A priori, rien ne prédispose T’Kout à la rébellion. Le taux de chômage n’y est pas plus important qu’ailleurs dans cette région essentiellement agricole. La ville dispose de plusieurs écoles primaires, d’un collège et d’un lycée, d’une maison de la culture… L’une des gloires locales, l’homme d’affaires Louardi Chabani, ancien « patron des patrons » algériens, y a financé plusieurs projets socio-éducatifs. Et pourtant, T’Kout est bel et bien la seule des soixante et une communes de la wilaya de Batna à s’associer aussi largement au combat identitaire berbère.
Les jeunes y reprennent volontiers à leur compte les slogans des arouch kabyles. Style « pouvoir assassin » ou « ulac el vote, ulac smah », version tamazight (langue berbère) de l’appel au boycottage des élections et au refus du dialogue avec le gouvernement. Les murs de la ville sont recouverts d’affiches en berbère. Djamila, une jeune juriste originaire de la région, soutient que « le combat identitaire n’a jamais eu prise sur les Chaouis, qui n’ont jamais vécu leur appartenance ethnique comme un complexe d’infériorité ou de supériorité. Ils n’éprouvent nul besoin de voir leur langue et leur culture reconnues par la Constitution. La population de T’Kout ne fait pas exception à la règle, mais il se trouve que c’est ici, au milieu des années 1980, qu’a été créé le Mouvement culturel amazigh (MCA), sorte de filiale du Mouvement culturel berbère (MCB). Mais ce noyau dur, très actif, de la revendication identitaire ne suscite que l’indifférence de la grande majorité de la population. » Faites l’expérience : demandez à un jeune de Batna la signification du sigle MCA. Il vous répondra immanquablement : Mouloudia Club d’Alger, la doyenne des équipes de football du pays.
Autre anecdote. En 1994, le MCB avait lancé un appel à la « grève du cartable » pour obtenir que le tamazight soit en enseigné à l’école. Le pays chaoui avait modérément suivi le mot d’ordre, et le MCA péniblement réuni trois mille marcheurs lors d’une manifestation à Batna. Les pouvoirs publics ayant finalement accédé à cette revendication, le tamazight a été introduit dans l’enseignement primaire. En 2002, sur une population scolaire de 6 millions de personnes, 69 000 écoliers ont suivi régulièrement les cours de tamazight, dont 65 596 en Kabylie et seulement 2 986 à Batna. Les raisons de cette indifférence sont certes liées à des problèmes pédagogiques, mais aussi à une instrumentalisation politicienne de la revendication identitaire. Or les Chaouis ont toujours été fort bien représentés dans les sphères du pouvoir algérien. Par exemple, un général sur deux est originaire de ce qu’on appelle ici « l’axe BTS », pour Batna, Tébessa et Souk Ahras, les trois principales villes de la région.
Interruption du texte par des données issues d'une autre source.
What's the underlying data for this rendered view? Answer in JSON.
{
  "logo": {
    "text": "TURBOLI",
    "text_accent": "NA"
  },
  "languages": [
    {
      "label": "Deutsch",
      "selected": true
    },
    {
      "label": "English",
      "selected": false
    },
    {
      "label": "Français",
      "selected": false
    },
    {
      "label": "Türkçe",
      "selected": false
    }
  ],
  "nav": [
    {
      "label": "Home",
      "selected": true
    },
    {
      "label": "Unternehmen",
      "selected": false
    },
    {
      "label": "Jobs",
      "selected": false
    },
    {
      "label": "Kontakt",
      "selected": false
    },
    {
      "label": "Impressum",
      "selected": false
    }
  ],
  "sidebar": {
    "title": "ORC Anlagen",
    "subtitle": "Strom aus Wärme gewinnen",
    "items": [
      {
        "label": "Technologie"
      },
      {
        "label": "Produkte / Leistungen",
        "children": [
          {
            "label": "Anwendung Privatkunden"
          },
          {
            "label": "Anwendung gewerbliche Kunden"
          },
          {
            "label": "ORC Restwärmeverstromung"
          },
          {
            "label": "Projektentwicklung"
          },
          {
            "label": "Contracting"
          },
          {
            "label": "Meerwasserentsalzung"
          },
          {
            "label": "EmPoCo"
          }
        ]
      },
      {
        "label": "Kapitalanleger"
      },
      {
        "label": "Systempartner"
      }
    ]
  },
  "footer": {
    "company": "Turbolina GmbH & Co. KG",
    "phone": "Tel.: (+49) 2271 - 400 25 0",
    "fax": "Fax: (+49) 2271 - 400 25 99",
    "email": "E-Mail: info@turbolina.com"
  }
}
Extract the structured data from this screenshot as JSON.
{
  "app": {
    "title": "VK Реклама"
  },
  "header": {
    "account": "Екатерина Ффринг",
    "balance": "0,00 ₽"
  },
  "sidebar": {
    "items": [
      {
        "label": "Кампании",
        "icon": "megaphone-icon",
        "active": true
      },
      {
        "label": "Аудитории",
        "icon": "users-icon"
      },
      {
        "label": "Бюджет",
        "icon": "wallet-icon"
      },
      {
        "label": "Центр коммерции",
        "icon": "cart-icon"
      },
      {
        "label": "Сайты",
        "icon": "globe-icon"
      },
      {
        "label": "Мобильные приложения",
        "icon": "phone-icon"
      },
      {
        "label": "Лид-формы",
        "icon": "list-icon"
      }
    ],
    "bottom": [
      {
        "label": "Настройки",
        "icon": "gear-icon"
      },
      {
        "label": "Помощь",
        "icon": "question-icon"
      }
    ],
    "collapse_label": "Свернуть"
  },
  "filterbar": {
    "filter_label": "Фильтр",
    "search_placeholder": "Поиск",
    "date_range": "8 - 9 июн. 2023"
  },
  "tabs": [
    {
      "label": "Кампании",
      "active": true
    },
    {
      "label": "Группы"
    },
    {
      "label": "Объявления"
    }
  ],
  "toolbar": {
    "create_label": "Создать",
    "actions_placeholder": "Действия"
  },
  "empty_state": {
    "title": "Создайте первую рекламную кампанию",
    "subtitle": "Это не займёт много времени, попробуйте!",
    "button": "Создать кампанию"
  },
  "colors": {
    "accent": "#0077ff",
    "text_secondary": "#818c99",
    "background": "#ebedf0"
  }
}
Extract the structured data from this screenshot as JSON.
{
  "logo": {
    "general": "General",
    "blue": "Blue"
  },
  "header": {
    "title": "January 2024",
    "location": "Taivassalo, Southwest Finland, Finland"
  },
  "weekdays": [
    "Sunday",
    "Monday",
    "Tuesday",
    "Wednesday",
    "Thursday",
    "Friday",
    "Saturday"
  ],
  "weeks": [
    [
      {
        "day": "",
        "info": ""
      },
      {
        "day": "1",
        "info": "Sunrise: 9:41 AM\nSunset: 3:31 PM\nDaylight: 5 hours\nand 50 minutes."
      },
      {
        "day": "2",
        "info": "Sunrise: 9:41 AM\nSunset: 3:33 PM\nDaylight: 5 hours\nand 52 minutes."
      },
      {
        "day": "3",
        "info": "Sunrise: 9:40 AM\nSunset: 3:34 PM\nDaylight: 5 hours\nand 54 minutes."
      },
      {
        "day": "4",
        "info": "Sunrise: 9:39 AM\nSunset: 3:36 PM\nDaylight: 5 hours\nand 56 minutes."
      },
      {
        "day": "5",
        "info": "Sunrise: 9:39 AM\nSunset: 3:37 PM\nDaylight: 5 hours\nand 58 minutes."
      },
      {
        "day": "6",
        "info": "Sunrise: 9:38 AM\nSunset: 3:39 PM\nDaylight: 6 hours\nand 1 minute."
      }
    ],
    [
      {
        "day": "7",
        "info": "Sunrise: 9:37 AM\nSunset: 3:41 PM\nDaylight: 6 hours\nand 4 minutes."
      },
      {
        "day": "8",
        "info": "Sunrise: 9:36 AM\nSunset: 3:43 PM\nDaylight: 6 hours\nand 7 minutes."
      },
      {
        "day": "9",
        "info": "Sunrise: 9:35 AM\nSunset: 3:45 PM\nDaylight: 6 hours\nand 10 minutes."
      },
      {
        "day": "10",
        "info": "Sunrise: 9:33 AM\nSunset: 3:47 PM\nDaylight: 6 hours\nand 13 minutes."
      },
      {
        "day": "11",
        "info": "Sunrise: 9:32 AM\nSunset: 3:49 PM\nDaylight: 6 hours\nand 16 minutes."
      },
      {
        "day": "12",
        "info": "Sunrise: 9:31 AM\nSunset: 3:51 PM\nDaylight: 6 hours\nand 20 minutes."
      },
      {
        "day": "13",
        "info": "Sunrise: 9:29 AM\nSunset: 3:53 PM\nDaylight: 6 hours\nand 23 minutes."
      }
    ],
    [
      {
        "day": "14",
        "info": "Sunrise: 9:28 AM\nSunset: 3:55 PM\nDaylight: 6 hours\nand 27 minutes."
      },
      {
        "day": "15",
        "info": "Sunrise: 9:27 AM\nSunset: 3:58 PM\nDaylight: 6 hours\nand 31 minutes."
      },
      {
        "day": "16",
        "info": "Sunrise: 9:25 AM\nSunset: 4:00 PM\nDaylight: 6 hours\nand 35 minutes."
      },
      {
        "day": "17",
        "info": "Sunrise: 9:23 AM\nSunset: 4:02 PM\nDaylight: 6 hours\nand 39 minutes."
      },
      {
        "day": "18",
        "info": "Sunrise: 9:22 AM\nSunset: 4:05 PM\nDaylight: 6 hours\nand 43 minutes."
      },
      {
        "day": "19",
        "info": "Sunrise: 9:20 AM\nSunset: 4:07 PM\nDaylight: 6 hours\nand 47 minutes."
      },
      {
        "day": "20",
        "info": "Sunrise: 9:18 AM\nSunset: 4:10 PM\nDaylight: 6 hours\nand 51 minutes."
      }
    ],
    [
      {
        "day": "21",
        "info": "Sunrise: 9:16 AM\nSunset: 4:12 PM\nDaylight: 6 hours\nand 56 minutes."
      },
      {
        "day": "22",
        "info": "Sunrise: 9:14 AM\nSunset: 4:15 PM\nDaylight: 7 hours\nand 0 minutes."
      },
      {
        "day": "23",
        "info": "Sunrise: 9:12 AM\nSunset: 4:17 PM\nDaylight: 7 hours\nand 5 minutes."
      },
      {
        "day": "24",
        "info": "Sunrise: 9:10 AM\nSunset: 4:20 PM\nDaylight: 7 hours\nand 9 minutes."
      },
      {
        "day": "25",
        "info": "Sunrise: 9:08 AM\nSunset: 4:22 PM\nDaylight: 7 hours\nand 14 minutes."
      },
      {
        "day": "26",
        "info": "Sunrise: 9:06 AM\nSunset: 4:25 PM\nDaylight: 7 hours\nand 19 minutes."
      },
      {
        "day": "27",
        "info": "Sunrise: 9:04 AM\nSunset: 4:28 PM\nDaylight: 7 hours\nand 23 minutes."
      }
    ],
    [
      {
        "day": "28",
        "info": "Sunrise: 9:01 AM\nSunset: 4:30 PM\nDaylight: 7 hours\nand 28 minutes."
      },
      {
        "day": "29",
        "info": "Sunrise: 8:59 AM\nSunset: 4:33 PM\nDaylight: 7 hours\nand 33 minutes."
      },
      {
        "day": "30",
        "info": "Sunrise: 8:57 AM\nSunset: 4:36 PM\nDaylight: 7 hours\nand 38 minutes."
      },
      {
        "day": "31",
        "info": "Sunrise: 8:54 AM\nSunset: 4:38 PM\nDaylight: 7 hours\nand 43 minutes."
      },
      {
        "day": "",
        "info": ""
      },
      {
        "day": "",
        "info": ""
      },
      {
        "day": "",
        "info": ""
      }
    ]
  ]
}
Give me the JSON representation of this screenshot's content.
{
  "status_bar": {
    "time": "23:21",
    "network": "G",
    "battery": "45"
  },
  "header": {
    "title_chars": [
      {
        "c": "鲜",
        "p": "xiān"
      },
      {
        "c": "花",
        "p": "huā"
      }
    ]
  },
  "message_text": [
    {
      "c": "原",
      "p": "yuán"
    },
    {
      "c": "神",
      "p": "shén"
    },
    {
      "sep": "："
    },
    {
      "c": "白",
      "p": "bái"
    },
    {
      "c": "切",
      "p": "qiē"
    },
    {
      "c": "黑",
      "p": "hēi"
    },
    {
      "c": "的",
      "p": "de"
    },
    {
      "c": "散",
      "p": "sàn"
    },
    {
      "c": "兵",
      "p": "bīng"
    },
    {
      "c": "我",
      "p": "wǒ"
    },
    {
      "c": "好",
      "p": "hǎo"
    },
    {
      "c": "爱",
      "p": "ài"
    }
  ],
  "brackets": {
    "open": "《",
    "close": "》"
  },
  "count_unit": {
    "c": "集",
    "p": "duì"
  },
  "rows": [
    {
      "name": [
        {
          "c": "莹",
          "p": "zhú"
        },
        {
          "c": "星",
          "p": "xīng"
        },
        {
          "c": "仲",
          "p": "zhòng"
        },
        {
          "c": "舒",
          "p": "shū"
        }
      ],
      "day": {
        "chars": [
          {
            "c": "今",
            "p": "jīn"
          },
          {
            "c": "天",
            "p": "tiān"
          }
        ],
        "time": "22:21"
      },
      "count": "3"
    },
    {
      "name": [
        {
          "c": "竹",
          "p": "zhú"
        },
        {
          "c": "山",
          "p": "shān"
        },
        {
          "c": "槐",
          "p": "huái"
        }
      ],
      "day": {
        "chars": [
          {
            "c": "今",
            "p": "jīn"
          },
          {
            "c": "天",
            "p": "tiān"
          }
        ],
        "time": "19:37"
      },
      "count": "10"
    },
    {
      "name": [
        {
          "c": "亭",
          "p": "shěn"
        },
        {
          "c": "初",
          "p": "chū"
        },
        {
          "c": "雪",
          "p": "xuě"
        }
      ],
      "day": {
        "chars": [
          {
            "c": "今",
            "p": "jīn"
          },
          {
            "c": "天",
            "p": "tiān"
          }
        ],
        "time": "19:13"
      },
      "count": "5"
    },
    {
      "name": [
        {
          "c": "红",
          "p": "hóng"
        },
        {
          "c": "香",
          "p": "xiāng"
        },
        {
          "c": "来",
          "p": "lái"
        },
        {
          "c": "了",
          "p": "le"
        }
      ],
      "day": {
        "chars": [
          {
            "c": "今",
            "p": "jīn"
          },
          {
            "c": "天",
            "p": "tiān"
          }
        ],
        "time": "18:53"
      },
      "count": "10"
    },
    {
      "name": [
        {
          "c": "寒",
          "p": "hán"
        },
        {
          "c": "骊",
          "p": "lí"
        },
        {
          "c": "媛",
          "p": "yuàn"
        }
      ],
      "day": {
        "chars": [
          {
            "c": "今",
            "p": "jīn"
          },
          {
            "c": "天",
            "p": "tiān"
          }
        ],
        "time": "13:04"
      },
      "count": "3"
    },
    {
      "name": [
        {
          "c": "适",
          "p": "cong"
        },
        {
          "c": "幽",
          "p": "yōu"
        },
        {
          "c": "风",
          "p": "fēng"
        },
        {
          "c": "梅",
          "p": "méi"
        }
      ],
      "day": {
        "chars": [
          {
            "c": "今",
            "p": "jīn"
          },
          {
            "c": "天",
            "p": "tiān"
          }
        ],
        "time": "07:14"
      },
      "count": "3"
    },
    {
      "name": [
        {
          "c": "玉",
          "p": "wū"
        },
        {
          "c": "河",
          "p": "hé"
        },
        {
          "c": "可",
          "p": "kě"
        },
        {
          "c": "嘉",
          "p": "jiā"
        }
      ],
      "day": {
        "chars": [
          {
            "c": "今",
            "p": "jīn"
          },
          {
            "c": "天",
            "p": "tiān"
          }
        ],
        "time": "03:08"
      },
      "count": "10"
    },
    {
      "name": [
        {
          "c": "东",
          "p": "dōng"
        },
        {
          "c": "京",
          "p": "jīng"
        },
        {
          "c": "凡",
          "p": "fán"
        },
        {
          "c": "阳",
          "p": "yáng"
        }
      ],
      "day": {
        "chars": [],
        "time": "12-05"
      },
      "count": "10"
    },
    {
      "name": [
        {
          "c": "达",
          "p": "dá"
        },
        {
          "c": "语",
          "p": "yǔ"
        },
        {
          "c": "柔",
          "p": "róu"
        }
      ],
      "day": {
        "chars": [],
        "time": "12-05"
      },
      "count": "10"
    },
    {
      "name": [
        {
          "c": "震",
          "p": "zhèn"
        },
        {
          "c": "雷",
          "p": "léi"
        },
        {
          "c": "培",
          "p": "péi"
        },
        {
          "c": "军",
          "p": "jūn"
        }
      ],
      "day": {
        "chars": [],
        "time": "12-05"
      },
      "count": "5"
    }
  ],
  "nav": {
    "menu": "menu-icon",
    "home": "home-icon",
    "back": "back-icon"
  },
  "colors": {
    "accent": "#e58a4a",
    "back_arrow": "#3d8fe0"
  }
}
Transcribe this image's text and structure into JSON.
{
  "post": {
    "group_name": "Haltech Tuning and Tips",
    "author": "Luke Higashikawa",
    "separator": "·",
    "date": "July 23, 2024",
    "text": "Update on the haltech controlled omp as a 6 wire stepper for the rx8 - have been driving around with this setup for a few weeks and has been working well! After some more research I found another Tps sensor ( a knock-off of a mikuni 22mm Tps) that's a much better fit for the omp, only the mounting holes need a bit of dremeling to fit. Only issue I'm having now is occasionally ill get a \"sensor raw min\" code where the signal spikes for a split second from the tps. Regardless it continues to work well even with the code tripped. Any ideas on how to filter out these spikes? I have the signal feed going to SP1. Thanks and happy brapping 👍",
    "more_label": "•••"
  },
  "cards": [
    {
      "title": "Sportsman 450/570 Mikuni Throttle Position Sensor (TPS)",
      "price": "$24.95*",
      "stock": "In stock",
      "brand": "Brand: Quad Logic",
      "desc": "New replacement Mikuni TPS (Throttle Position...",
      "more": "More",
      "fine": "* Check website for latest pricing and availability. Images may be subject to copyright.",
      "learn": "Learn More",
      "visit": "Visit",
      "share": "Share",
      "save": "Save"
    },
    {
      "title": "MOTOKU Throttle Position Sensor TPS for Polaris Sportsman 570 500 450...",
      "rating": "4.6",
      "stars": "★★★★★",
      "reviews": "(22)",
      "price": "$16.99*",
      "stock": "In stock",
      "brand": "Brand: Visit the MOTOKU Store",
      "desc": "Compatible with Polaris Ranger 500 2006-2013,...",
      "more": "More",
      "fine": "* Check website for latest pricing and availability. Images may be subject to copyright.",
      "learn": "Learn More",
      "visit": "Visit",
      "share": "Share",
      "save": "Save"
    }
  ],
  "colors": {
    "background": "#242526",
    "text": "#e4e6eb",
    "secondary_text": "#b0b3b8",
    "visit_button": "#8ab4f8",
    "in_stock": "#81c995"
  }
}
Minée par des dissensions internes, l’aile radicale des arouch a perdu beaucoup de sa crédibilité en Kabylie même. Du coup, elle s’efforce d’élargir son combat identitaire au pays chaoui. Au lendemain des événements, une délégation a tenté de se rendre à T’Kout, mais en a été empêchée par les forces de l’ordre. « Si nous avions laissé faire ces gens, explique un capitaine de la gendarmerie, les conséquences auraient été dramatiques. Ils étaient attendus par une partie de la population, qui voulait les lyncher. Elle les accuse d’avoir entraîné leurs enfants dans un conflit qui n’est pas le leur. »
Aujourd’hui, T’Kout a retrouvé ses vieilles habitudes. L’ennui est palpable, la chaleur suffocante. La ville n’a aucune intention d’imiter Beni Douala, ce village kabyle d’où sont parties les émeutes d’avril 2001. Mais la fête du cinquantième anniversaire de la Révolution a été lamentablement gâchée. Dommage.